O Que É Ilegal no Mundo Real Deve Ser Ilegal no Mundo Virtual
Uma linha de argumentação recorrente em debates regulatórios é que as leis aplicáveis ao mundo real também devem valer no ambiente virtual. Quando um jornal publica um artigo falso e calunioso, tanto o autor quanto o veículo são responsabilizados legalmente. Não deve ser diferente com as redes sociais, que funcionam como disseminadoras de conteúdo e lucram com ele.
Este servidor público que vos fala defende que as redes sociais devem estar sujeitas solidária e igualmente com o autor da publicação à Constituição Federal de 1988, que assegura a liberdade de expressão (art. 5º, IX) e o direito de resposta e reparação por danos morais e materiais (art. 5º, V e X). Além disso, o Código Civil (arts. 186 e 927) prevê a responsabilização por atos ilícitos e a obrigação de indenizar por danos causados a terceiros. Já o Código Penal tipifica crimes contra a honra, como calúnia (art. 138), difamação (art. 139) e injúria (art. 140). Por fim, a Lei Geral de Proteção de Dados (LGPD) protege os dados pessoais contra uso indevido, um tema cada vez mais relevante no contexto digital. Se a rede social não apontar quem foi o autor da publicação falsa ou difamatória, ela responderá integralmente pela publicação.
Revogado o artigo 19 do Marco Civil, o ofendido procuraria a primeira instância judicial e iniciaria processo contra a rede social e o autor. Se a publicação estiver anônima, é responsabilidade da rede social apontar o usuário que publicou. O processo seria analisado normalmente pelo juiz designado e percorreria as vias legais exatamente como se fosse uma publicação física de mídia impressa.
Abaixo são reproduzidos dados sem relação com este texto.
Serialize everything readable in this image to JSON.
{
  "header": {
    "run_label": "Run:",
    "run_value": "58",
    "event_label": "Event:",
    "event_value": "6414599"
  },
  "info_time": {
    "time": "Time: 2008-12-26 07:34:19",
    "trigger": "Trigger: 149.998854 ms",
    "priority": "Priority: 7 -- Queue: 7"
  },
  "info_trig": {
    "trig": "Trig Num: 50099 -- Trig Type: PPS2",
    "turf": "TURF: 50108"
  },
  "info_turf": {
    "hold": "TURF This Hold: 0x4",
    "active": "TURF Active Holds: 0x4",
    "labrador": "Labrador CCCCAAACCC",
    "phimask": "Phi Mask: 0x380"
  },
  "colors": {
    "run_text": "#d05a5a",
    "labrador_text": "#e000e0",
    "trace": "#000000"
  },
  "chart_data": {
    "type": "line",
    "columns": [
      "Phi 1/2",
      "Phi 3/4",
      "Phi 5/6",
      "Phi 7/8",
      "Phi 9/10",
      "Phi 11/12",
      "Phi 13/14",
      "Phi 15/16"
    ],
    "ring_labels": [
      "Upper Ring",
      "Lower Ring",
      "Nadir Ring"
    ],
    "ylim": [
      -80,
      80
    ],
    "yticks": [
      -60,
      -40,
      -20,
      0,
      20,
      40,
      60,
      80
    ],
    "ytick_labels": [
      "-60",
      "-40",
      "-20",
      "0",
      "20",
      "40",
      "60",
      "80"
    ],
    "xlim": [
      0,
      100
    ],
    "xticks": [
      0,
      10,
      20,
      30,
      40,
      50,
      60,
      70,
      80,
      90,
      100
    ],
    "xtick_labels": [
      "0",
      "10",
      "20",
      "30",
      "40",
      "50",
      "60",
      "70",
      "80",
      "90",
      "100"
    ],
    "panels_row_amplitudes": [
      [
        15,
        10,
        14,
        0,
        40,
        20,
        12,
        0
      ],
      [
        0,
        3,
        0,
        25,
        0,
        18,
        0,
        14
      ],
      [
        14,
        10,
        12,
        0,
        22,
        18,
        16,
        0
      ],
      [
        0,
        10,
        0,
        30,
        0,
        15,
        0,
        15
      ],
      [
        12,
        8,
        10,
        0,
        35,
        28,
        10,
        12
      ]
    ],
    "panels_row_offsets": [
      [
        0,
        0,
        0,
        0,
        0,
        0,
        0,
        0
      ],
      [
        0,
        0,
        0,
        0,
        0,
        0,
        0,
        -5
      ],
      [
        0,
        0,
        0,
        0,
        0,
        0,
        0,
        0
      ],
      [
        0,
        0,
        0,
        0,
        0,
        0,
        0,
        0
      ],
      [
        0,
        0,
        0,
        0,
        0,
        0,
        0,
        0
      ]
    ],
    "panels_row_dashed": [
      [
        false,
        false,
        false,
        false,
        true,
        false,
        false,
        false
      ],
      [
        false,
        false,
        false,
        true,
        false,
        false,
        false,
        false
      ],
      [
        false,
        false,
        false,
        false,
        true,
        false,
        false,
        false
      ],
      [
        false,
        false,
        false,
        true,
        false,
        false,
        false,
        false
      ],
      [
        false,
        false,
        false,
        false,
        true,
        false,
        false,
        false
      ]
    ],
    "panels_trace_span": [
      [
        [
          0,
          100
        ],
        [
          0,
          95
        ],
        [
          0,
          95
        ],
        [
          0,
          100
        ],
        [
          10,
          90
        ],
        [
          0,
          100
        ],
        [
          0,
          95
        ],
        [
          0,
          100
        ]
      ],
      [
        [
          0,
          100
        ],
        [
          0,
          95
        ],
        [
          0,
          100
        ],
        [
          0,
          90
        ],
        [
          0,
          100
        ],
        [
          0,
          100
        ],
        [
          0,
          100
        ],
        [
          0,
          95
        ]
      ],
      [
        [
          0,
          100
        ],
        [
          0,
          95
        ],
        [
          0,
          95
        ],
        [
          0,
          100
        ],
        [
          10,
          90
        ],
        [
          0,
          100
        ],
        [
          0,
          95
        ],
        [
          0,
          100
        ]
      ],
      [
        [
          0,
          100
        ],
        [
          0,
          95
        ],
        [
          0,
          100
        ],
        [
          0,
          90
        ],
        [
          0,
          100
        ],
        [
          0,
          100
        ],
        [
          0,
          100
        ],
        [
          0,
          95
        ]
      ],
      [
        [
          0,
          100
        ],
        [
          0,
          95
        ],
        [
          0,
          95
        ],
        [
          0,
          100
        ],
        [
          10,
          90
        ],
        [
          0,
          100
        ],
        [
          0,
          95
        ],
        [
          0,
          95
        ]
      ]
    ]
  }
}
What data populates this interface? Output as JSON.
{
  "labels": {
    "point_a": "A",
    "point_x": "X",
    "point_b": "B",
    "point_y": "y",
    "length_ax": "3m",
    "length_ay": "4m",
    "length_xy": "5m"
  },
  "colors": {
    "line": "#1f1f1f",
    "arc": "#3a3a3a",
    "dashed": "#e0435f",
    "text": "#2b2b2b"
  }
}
Ao final do processo, o juiz determinaria se houve mentira, difamação, dano ou ofensa, podendo aplicar penas, indenizações, sucumbências e até eventuais penalidades por litigância de má-fé. As redes sociais seriam tratadas como qualquer empresa de mídia, em todos os seus direitos, limitações e responsabilidades.
A Necessidade de Reformar o Marco Civil da Internet
Diante da incapacidade do Marco Civil da Internet de responsabilizar efetivamente as plataformas, surge a necessidade de revogar ou alterar o artigo 19, eliminando a isenção de responsabilidade. Redes sociais deveriam ser submetidas às leis já existentes, que garantem a proteção contra abusos de liberdade de expressão e a reparação por danos causados.
Tal reforma não visa censurar conteúdo, mas sim garantir que as empresas ajam de maneira responsável e colaborem para um ambiente informacional mais seguro. A regulação, ao impor consequências legais, também incentivaria as plataformas a investirem em sistemas mais eficazes de moderação e verificação de conteúdo.
Conclusão
O atual modelo das redes sociais, centrado no lucro gerado pelo tráfego de informações sensacionalistas, perpetua a desinformação e a manipulação. A mudança anunciada pela Meta reforça esse cenário, com impacto próximo de zero para a confiança pública. Para avançar na proteção dos usuários e na promoção de um ambiente informacional mais saudável, é imprescindível responsabilizar solidariamente as plataformas digitais pelos conteúdos que propagam. Isso requer não apenas alterações no Marco Civil da Internet, mas também a aplicação rigorosa das leis já existentes. Somente assim será possível enfrentar os desafios impostos pela desinformação em escala global.